I have looked and work in construction /night watch and so far only able to find pipes or things with metal detector problem is fibre optics are ussualy laid without any metal good and bad since impossible to find atleast so far that I know. I have an idea for using laser to detect by using pulse but looking if there is already a design out there I just not finding thanks. lol i am in planning designs and research but so far u can call any company and hey dont know were their own lines are 90% of the time and the m-scopes we use are like 15k and they dont pick up the cables at all picks up a pipe though and anything else that has slightest bit of metal. thanx for answers and if u have idea's would love to hear like i said currently trying to design since i Cannot find any product out there to find fibre optic cable thats in the ground-work gas pipeline so we dig alot thanx will have to look into the radar i think it may disrupt the cabel signals though and lol trying not to do that or cut them up but just wish they knew were they were laid takes them forever so we just ussually get clearance to dig and if we break we fix like ussual we have a metro tech that u connect to a coper wire that goes down to the wire but when this is not present there is no way to find it beside wait for company or dig slow and dont break it. so far the dopplar radar looks like it might be of use how about a frequency finder since if it has information sending through it wont it have a frequency I have extended the closing on this since yet to get post saying there is a patent out there on anything to find them without connectiong to a lead wire. I thank all of you for your answers and time in this matter. I have much to think about thank you ^v^
Public Comments
- How is a laser going to penetrate ground, and in any case you would need to connect the light through the cable to see it at the other end of the cable. Just hitting laser light on the casing of a F.O. cable is not going to do much. I think you need to think this through a bit more. F.O. cables are usually laid down by telecommunications companies, so you have to write to them and ask for any plan prints of their cables in the area you are working in.

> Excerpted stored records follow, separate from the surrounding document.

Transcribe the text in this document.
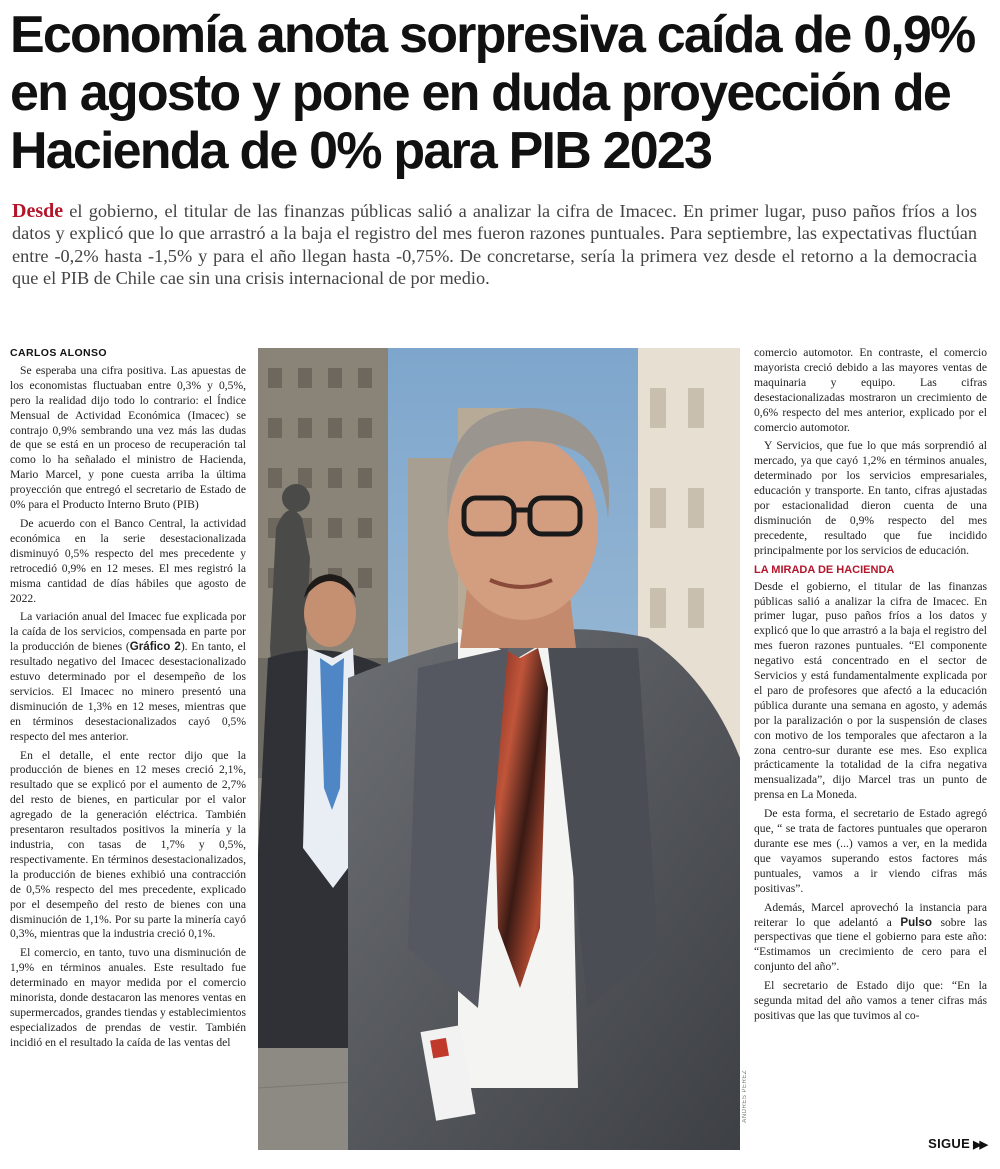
Economía anota sorpresiva caída de 0,9% en agosto y pone en duda proyección de Hacienda de 0% para PIB 2023

Desde el gobierno, el titular de las finanzas públicas salió a analizar la cifra de Imacec. En primer lugar, puso paños fríos a los datos y explicó que lo que arrastró a la baja el registro del mes fueron razones puntuales. Para septiembre, las expectativas fluctúan entre -0,2% hasta -1,5% y para el año llegan hasta -0,75%. De concretarse, sería la primera vez desde el retorno a la democracia que el PIB de Chile cae sin una crisis internacional de por medio.

CARLOS ALONSO

Se esperaba una cifra positiva. Las apuestas de los economistas fluctuaban entre 0,3% y 0,5%, pero la realidad dijo todo lo contrario: el Índice Mensual de Actividad Económica (Imacec) se contrajo 0,9% sembrando una vez más las dudas de que se está en un proceso de recuperación tal como lo ha señalado el ministro de Hacienda, Mario Marcel, y pone cuesta arriba la última proyección que entregó el secretario de Estado de 0% para el Producto Interno Bruto (PIB)

De acuerdo con el Banco Central, la actividad económica en la serie desestacionalizada disminuyó 0,5% respecto del mes precedente y retrocedió 0,9% en 12 meses. El mes registró la misma cantidad de días hábiles que agosto de 2022.

La variación anual del Imacec fue explicada por la caída de los servicios, compensada en parte por la producción de bienes (Gráfico 2). En tanto, el resultado negativo del Imacec desestacionalizado estuvo determinado por el desempeño de los servicios. El Imacec no minero presentó una disminución de 1,3% en 12 meses, mientras que en términos desestacionalizados cayó 0,5% respecto del mes anterior.

En el detalle, el ente rector dijo que la producción de bienes en 12 meses creció 2,1%, resultado que se explicó por el aumento de 2,7% del resto de bienes, en particular por el valor agregado de la generación eléctrica. También presentaron resultados positivos la minería y la industria, con tasas de 1,7% y 0,5%, respectivamente. En términos desestacionalizados, la producción de bienes exhibió una contracción de 0,5% respecto del mes precedente, explicado por el desempeño del resto de bienes con una disminución de 1,1%. Por su parte la minería cayó 0,3%, mientras que la industria creció 0,1%.

El comercio, en tanto, tuvo una disminución de 1,9% en términos anuales. Este resultado fue determinado en mayor medida por el comercio minorista, donde destacaron las menores ventas en supermercados, grandes tiendas y establecimientos especializados de prendas de vestir. También incidió en el resultado la caída de las ventas del

ANDRES PEREZ

comercio automotor. En contraste, el comercio mayorista creció debido a las mayores ventas de maquinaria y equipo. Las cifras desestacionalizadas mostraron un crecimiento de 0,6% respecto del mes anterior, explicado por el comercio automotor.

Y Servicios, que fue lo que más sorprendió al mercado, ya que cayó 1,2% en términos anuales, determinado por los servicios empresariales, educación y transporte. En tanto, cifras ajustadas por estacionalidad dieron cuenta de una disminución de 0,9% respecto del mes precedente, resultado que fue incidido principalmente por los servicios de educación.

LA MIRADA DE HACIENDA

Desde el gobierno, el titular de las finanzas públicas salió a analizar la cifra de Imacec. En primer lugar, puso paños fríos a los datos y explicó que lo que arrastró a la baja el registro del mes fueron razones puntuales. “El componente negativo está concentrado en el sector de Servicios y está fundamentalmente explicada por el paro de profesores que afectó a la educación pública durante una semana en agosto, y además por la paralización o por la suspensión de clases con motivo de los temporales que afectaron a la zona centro-sur durante ese mes. Eso explica prácticamente la totalidad de la cifra negativa mensualizada”, dijo Marcel tras un punto de prensa en La Moneda.

De esta forma, el secretario de Estado agregó que, “ se trata de factores puntuales que operaron durante ese mes (...) vamos a ver, en la medida que vayamos superando estos factores más puntuales, vamos a ir viendo cifras más positivas”.

Además, Marcel aprovechó la instancia para reiterar lo que adelantó a Pulso sobre las perspectivas que tiene el gobierno para este año: “Estimamos un crecimiento de cero para el conjunto del año”.

El secretario de Estado dijo que: “En la segunda mitad del año vamos a tener cifras más positivas que las que tuvimos al co-

SIGUE ▶▶
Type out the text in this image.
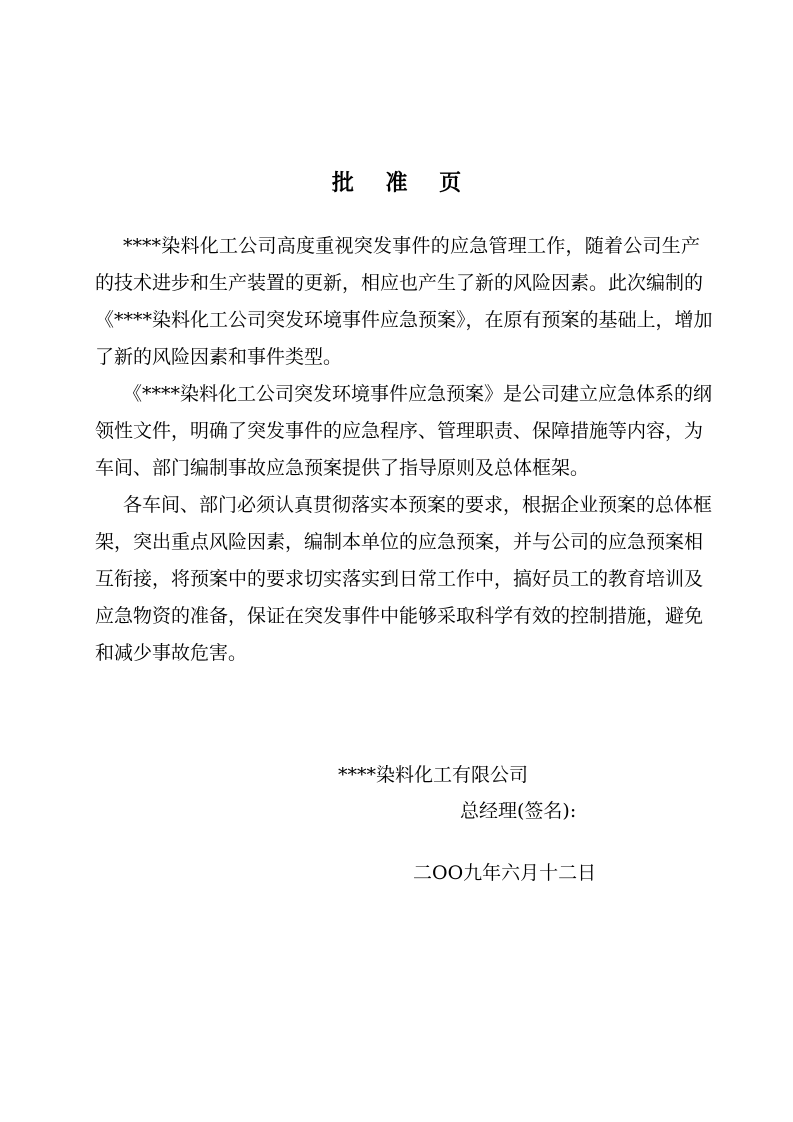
批 准 页
****染料化工公司高度重视突发事件的应急管理工作，随着公司生产
的技术进步和生产装置的更新，相应也产生了新的风险因素。此次编制的
《****染料化工公司突发环境事件应急预案》，在原有预案的基础上，增加
了新的风险因素和事件类型。
《****染料化工公司突发环境事件应急预案》是公司建立应急体系的纲
领性文件，明确了突发事件的应急程序、管理职责、保障措施等内容，为
车间、部门编制事故应急预案提供了指导原则及总体框架。
各车间、部门必须认真贯彻落实本预案的要求，根据企业预案的总体框
架，突出重点风险因素，编制本单位的应急预案，并与公司的应急预案相
互衔接，将预案中的要求切实落实到日常工作中，搞好员工的教育培训及
应急物资的准备，保证在突发事件中能够采取科学有效的控制措施，避免
和减少事故危害。
****染料化工有限公司
总经理(签名):
二OO九年六月十二日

- there is wire in the cable shielding it from stones and stuff that will cut it and making it able to be pulled through the dirt or the conduit. so it can be found by metal detector but it is very hard since the wire is not heavy gauge like a copper power wire. you could use ground radar if you can get it to go that deep.?
- Maybe a Doppler radar kind of device instead of laser?
- Usualy a locator cable is burried with ther fiber optic cable. THe copper wire of the locator cable is available at both ends of the run to be connected to a radio transmitter. The copper wire then acts as a broadcast antenna and a detector can then follow the signal along the path where the cable is burried. For break detection of a fiber optic cable a OTDR (Optical Time Domain Reflectometer) uses a laser pulse that travels down the cable. Imperfections in the cable cause a reflection and the time of flight gives a distance to the disturbance.
- I think that metal detectors could have problems simply because the fiber is buried deep, and as another answer says, when there is metal it may be just a drain wire so there isn't much of it. There are often copper wires in a fiber cable too. These can be located with a normal cable tracer for telephone wire cables where practical. As armour is often inside the outer plastic sheath and so insulated, it could be used for some kind of AC signal tracing with a ground return. It might even work if it is not insulated, just limited range. There is little point trying to use laser light or signals in the fiber which are strongly confined to the fiber itself. The ground radar measures electrical and magnetic properties of the soil. It is most unlikely to cause any damage. It is looking for soil disturbances, especially where someone has back filled a trench with different materials. You may have seen them on TV used with archeology. Doubt they are cheap. Unfortunately a lot of fiber is laid with a mole-board plough, minimal disturbance. It seems strange that there are no proper records of cable locations etc. Maybe the owner of a building doesn't know, but someone probably does, the company providing the cable. Finding gas distribution pipes (those small high pressure plastic pipes only about 6mm diameter) must have similar issues. Maybe you can hear the gas flow with a sensitive microphone on a quiet day.